Is There a Vaccine for Malaria?

A vaccine now exists for malaria, a parasitic disease spread through the bite of infected Anopheles mosquitoes. For decades, the complex life cycle of the Plasmodium falciparum parasite—the species responsible for most malaria deaths—presented a major challenge to vaccine development. The parasite’s ability to constantly change its form and hide from the human immune system across different stages made development difficult. After extensive research, the World Health Organization (WHO) formally recommended the first malaria vaccine for use in children living in regions with moderate to high malaria transmission. This advancement is crucial in the fight against a disease that causes hundreds of thousands of deaths globally each year, mostly in young children.

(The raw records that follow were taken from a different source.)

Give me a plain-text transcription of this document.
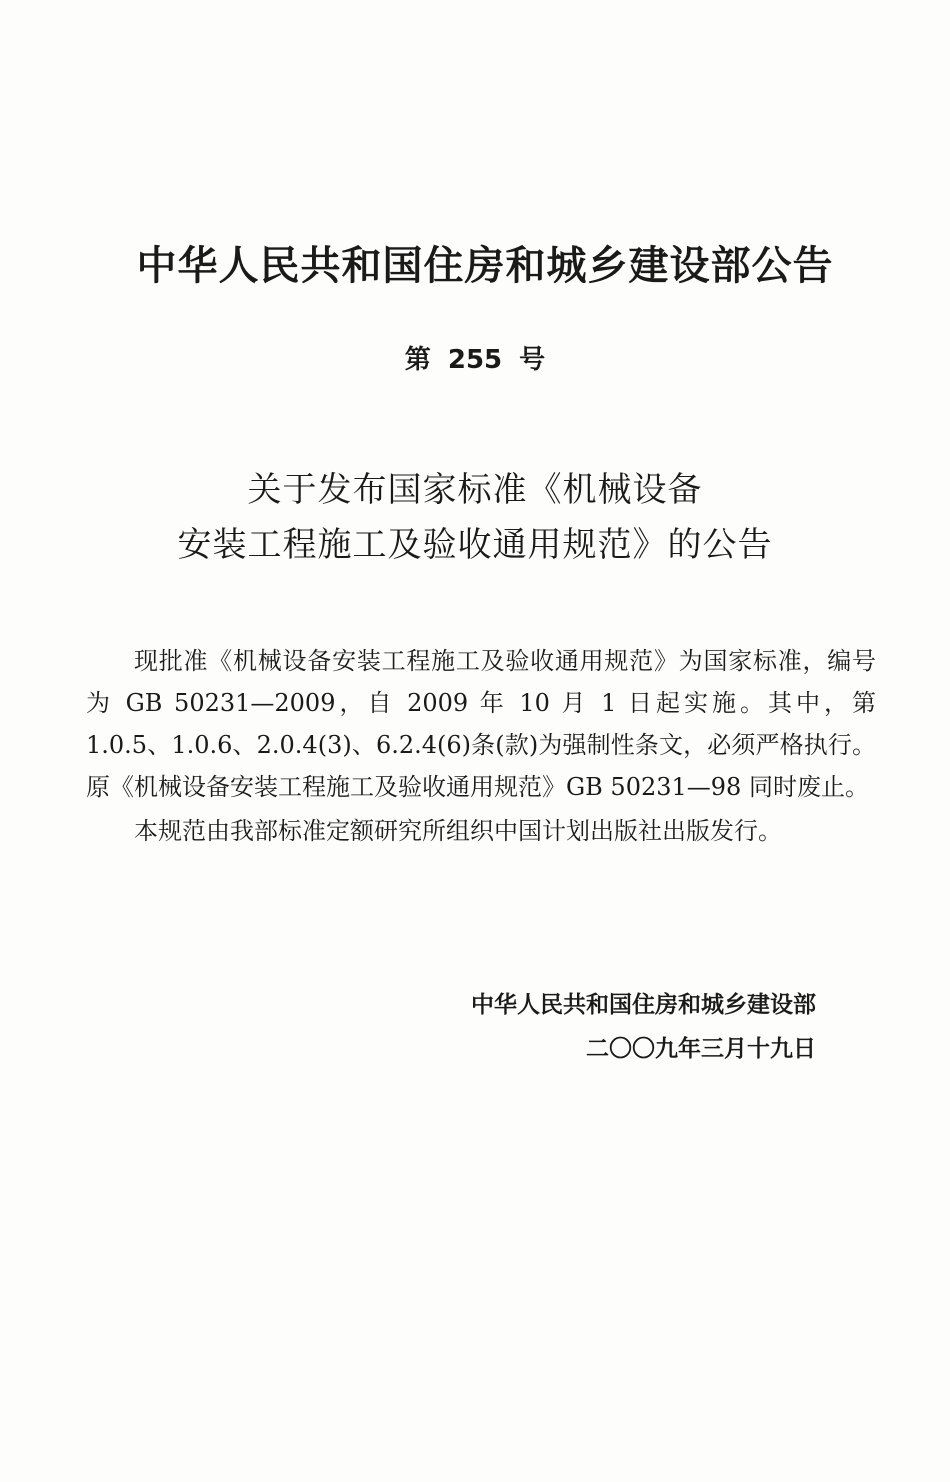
中华人民共和国住房和城乡建设部公告
第 255 号
关于发布国家标准《机械设备
安装工程施工及验收通用规范》的公告

现批准《机械设备安装工程施工及验收通用规范》为国家标准，编号为 GB 50231—2009，自 2009 年 10 月 1 日起实施。其中，第 1.0.5、1.0.6、2.0.4(3)、6.2.4(6)条(款)为强制性条文，必须严格执行。原《机械设备安装工程施工及验收通用规范》GB 50231—98 同时废止。

本规范由我部标准定额研究所组织中国计划出版社出版发行。

中华人民共和国住房和城乡建设部
二〇〇九年三月十九日
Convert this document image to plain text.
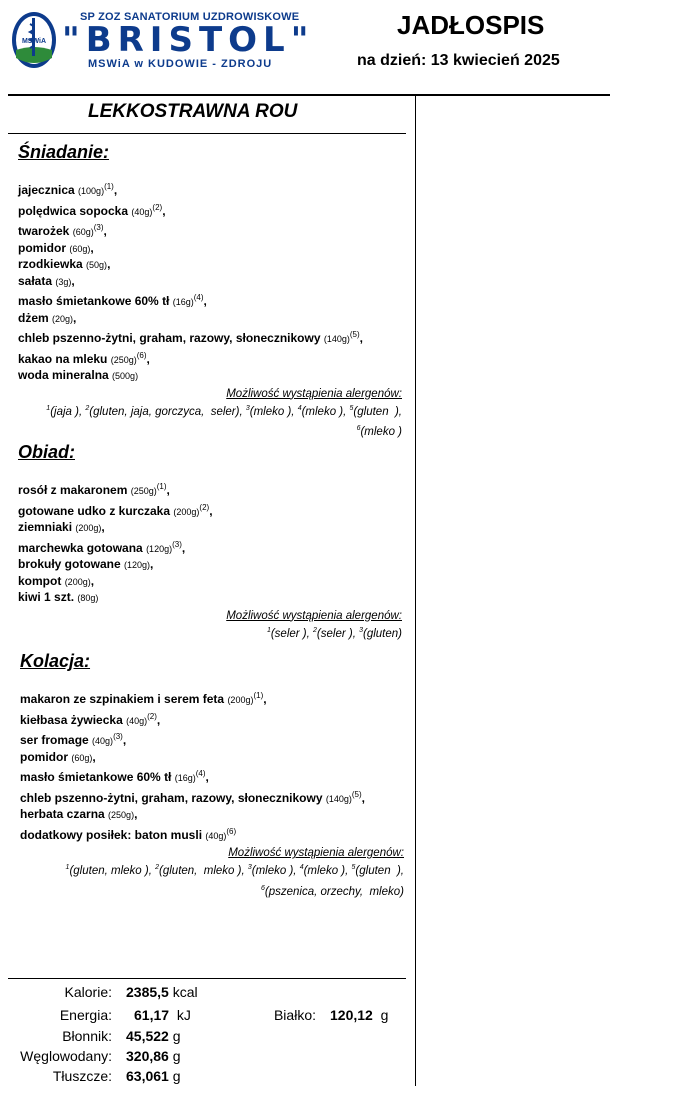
MSWiA
SP ZOZ SANATORIUM UZDROWISKOWE
"BRISTOL"
MSWiA w KUDOWIE - ZDROJU
JADŁOSPIS
na dzień: 13 kwiecień 2025
LEKKOSTRAWNA ROU
Śniadanie:
jajecznica $(100g)^{(1)}$,
polędwica sopocka $(40g)^{(2)}$,
twarożek $(60g)^{(3)}$,
pomidor (60g),
rzodkiewka (50g),
sałata (3g),
masło śmietankowe 60% tł $(16g)^{(4)}$,
dżem (20g),
chleb pszenno-żytni, graham, razowy, słonecznikowy $(140g)^{(5)}$,
kakao na mleku $(250g)^{(6)}$,
woda mineralna (500g)
Możliwość wystąpienia alergenów:
$^1$(jaja ), $^2$(gluten, jaja, gorczyca,  seler), $^3$(mleko ), $^4$(mleko ), $^5$(gluten  ),
$^6$(mleko )
Obiad:
rosół z makaronem $(250g)^{(1)}$,
gotowane udko z kurczaka $(200g)^{(2)}$,
ziemniaki (200g),
marchewka gotowana $(120g)^{(3)}$,
brokuły gotowane (120g),
kompot (200g),
kiwi 1 szt. (80g)
Możliwość wystąpienia alergenów:
$^1$(seler ), $^2$(seler ), $^3$(gluten)
Kolacja:
makaron ze szpinakiem i serem feta $(200g)^{(1)}$,
kiełbasa żywiecka $(40g)^{(2)}$,
ser fromage $(40g)^{(3)}$,
pomidor (60g),
masło śmietankowe 60% tł $(16g)^{(4)}$,
chleb pszenno-żytni, graham, razowy, słonecznikowy $(140g)^{(5)}$,
herbata czarna (250g),
dodatkowy posiłek: baton musli $(40g)^{(6)}$
Możliwość wystąpienia alergenów:
$^1$(gluten, mleko ), $^2$(gluten,  mleko ), $^3$(mleko ), $^4$(mleko ), $^5$(gluten  ),
$^6$(pszenica, orzechy,  mleko)
Kalorie: 2385,5 kcal
Energia: 61,17 kJ	Białko: 120,12 g
Błonnik: 45,522 g
Węglowodany: 320,86 g
Tłuszcze: 63,061 g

The First Approved Vaccine

The first approved vaccine is known scientifically as RTS,S/AS01, marketed under the brand name Mosquirix. This recombinant protein-based vaccine was developed by GlaxoSmithKline (GSK) in partnership with the PATH Malaria Vaccine Initiative. Following clinical trials, the European Medicines Agency (EMA) issued a positive scientific opinion. In October 2021, the WHO officially recommended its broader use, informed by a pilot program in Ghana, Kenya, and Malawi that demonstrated its feasibility and public health impact.

The RTS,S vaccine provides moderate but substantial protection in high-risk areas. In children aged 5 to 17 months who received four doses, the vaccine prevented approximately 36% of clinical malaria cases over four years. Pilot programs showed the vaccine was associated with a 13% drop in deaths from all causes among eligible children and a 22% reduction in severe malaria hospitalizations. It is currently recommended for children from five months of age in a four-dose schedule, integrating into routine childhood immunization programs.

Targeting the Parasite Life Cycle

Developing a malaria vaccine proved difficult because the Plasmodium falciparum parasite undergoes multiple transformations within the human host and the mosquito vector. When an infected mosquito bites a human, it injects sporozoites into the bloodstream, which quickly travel to the liver. Inside the liver cells, the parasite replicates massively in a stage called pre-erythrocytic schizogony, releasing thousands of merozoites into the bloodstream. These merozoites invade red blood cells, beginning the blood stage that causes symptomatic illness, severe disease, and death.

The RTS,S vaccine targets the parasite during the initial, pre-erythrocytic stage, before it multiplies in the liver and causes disease. The vaccine trains the immune system to recognize the Circumsporozoite Protein (CSP), the most abundant protein found on the surface of the sporozoite. By generating antibodies against the CSP, the vaccine aims to neutralize sporozoites in the blood or prevent them from successfully invading liver cells. Blocking the parasite at this stage prevents the massive multiplication that initiates the symptomatic blood-stage infection.

Global Implementation and Access

The rollout of the RTS,S vaccine has focused on Sub-Saharan Africa, where the burden of Plasmodium falciparum malaria is heaviest. Initial deployment was managed through the Malaria Vaccine Implementation Programme (MVIP), running pilot programs in high-transmission areas of Ghana, Kenya, and Malawi. These pilots assessed the feasibility of delivering the vaccine through existing routine childhood immunization schedules, which require a complex cold chain and multi-dose scheduling. The studies confirmed that delivering a four-dose regimen was manageable and widely accepted by communities.

Global health organizations, including the WHO and Gavi, the Vaccine Alliance, fund and coordinate the broader deployment. Gavi approved funding to support the introduction of the vaccine into national immunization programs. However, the initial supply of RTS,S from GSK was limited, necessitating a framework to allocate available doses to areas of highest need. This coordination helps overcome logistical hurdles, such as ensuring a consistent cold chain for transport and training health workers for the multi-dose schedule.

Next Generation Vaccine Candidates

While RTS,S represents a breakthrough, research continues to develop vaccines with higher efficacy and greater scalability. The most prominent next-generation candidate is the R21/Matrix-M vaccine, co-developed by the University of Oxford and the Serum Institute of India. Like RTS,S, this newer vaccine targets the Circumsporozoite Protein, but it uses a different structure and adjuvant—a substance added to enhance the immune response.

R21/Matrix-M has shown promising results in Phase 3 trials, demonstrating an average efficacy of 78% over the first year in children aged 5 to 17 months. This efficacy exceeds the WHO’s 75% target and led to the WHO’s recommendation for its use in October 2023, making it the second approved malaria vaccine. The Serum Institute of India has established substantial manufacturing capacity, planning to produce up to 200 million doses annually to meet global demand. Other novel approaches, such as whole sporozoite vaccines that use weakened or irradiated parasites, are in earlier phases of development, aiming to induce a broader immune response against multiple parasite antigens.